In an open label study 63 patients with idiopathic Parkinson's disease suffering from end-of-dose akinesia were switched from a treatment with a L-DOPA standard formulation to a combined therapy of L-DOPA standard in the morning and L-DOPA slow release (levodopa, benserazide, Madopar Depot) at the remaining single doses. Substitution of L-DOPA standard by L-DOPA slow release took on average 2-4 weeks. Patients were subsequently treated for 6 months. Due to a lower bioavailability of the slow release formulation--the latter is based on the "hydrodynamically balanced system" (HBS)--, the patients remained initially on their time schedule of drug intake but received a higher dose of L-DOPA slow release compared to the preceding L-DOPA standard therapy. In 20 centers 37 men and 26 women were included into the study. 27 males and 20 females completed the 6 month treatment period. Before switching, the patients received 438 +/- 213 mg a day L-DOPA standard, after conversion, the average dose was 617 +/- 323 mg L-DOPA slow release and 107 +/- 95 mg L-DOPA standard a day. Fluctuations during the day and at night which were rated according to a newly developed clinical 5-point rating scale were significantly improved by the treatment regimen from 2.8 +/- 0.9 to 1.4 +/- 1.2. Additionally, parkinsonian symptoms were significantly reduced during the ON-phase as there was a significant decrease of the Webster rating score from 12.0 +/- 4.6 to 7.1 +/- 4.0. Quality of life as measured by subjective ratings of the patients improved. The tolerability of the new formulation of L-DOPA was rated to be good in 51.1% and very good in 48.9%. The results of this open label study suggest that the combination of L-DOPA standard in the morning and L-DOPA slow release formulation at the following time points can be an efficient therapy in parkinsonian patients who suffer form L-DOPA related end-of-dose motor akinesia.

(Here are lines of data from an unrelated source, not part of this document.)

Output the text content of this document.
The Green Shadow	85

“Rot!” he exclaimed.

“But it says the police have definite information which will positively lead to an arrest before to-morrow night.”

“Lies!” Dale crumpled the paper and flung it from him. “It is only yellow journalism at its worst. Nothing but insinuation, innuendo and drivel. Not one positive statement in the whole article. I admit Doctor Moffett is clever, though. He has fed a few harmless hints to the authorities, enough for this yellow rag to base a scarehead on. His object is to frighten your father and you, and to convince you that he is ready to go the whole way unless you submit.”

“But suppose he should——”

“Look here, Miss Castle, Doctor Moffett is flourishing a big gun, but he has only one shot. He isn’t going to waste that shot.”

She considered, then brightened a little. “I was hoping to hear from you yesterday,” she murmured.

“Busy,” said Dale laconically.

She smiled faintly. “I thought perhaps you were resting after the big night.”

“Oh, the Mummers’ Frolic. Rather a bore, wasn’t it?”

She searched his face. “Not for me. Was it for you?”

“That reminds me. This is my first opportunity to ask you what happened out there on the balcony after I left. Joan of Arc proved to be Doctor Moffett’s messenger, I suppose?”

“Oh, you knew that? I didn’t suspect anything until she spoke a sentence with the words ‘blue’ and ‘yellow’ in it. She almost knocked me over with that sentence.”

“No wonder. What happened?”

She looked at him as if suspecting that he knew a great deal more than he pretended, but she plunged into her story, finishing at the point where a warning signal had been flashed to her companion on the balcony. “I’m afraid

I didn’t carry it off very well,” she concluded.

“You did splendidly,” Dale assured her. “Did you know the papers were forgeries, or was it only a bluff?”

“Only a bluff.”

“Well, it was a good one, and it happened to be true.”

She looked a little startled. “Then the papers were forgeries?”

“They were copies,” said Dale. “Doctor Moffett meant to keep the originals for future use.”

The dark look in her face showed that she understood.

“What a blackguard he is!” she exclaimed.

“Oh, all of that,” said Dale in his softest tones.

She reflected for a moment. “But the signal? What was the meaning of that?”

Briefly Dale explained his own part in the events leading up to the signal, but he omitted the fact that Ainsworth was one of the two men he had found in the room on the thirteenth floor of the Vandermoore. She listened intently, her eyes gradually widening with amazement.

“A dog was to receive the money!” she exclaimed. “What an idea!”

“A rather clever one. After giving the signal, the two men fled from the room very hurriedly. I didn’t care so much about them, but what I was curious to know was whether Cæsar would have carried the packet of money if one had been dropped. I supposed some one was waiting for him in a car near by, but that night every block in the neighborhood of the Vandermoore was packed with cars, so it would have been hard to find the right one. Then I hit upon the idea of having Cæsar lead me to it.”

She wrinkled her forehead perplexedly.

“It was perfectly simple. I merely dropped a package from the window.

在一项开放标签研究中,63例患有剂末运动不能的特发性帕金森病患者从左旋多巴标准制剂治疗转换为早晨服用左旋多巴标准制剂,其余单次剂量服用左旋多巴缓释制剂(左旋多巴、苄丝肼、美多芭长效片)。用左旋多巴缓释制剂替代左旋多巴标准制剂平均需要2 - 4周。随后患者接受了6个月的治疗。由于缓释制剂的生物利用度较低——后者基于“流体动力学平衡系统”(HBS)——患者最初保持其药物摄入时间表,但与之前的左旋多巴标准治疗相比,接受了更高剂量的左旋多巴缓释制剂。在20个中心,37名男性和26名女性被纳入研究。27名男性和20名女性完成了6个月的治疗期。转换前,患者每天服用438±213毫克左旋多巴标准制剂,转换后,平均剂量为每天617±323毫克左旋多巴缓释制剂和107±95毫克左旋多巴标准制剂。根据新制定的临床5分制评分量表对白天和夜间波动进行评分,治疗方案使波动情况从2.8±0.9显著改善至1.4±1.2。此外,在“开”期帕金森症状显著减轻,因为韦伯斯特评分从12.0±4.6显著降至7.1±4.0。通过患者主观评分衡量的生活质量得到改善。左旋多巴新制剂的耐受性被评为良好的占51.1%,非常好的占48.9%。这项开放标签研究的结果表明,早晨服用左旋多巴标准制剂并在随后时间点服用左旋多巴缓释制剂的联合疗法,对于患有左旋多巴相关剂末运动不能的帕金森病患者可能是一种有效的治疗方法。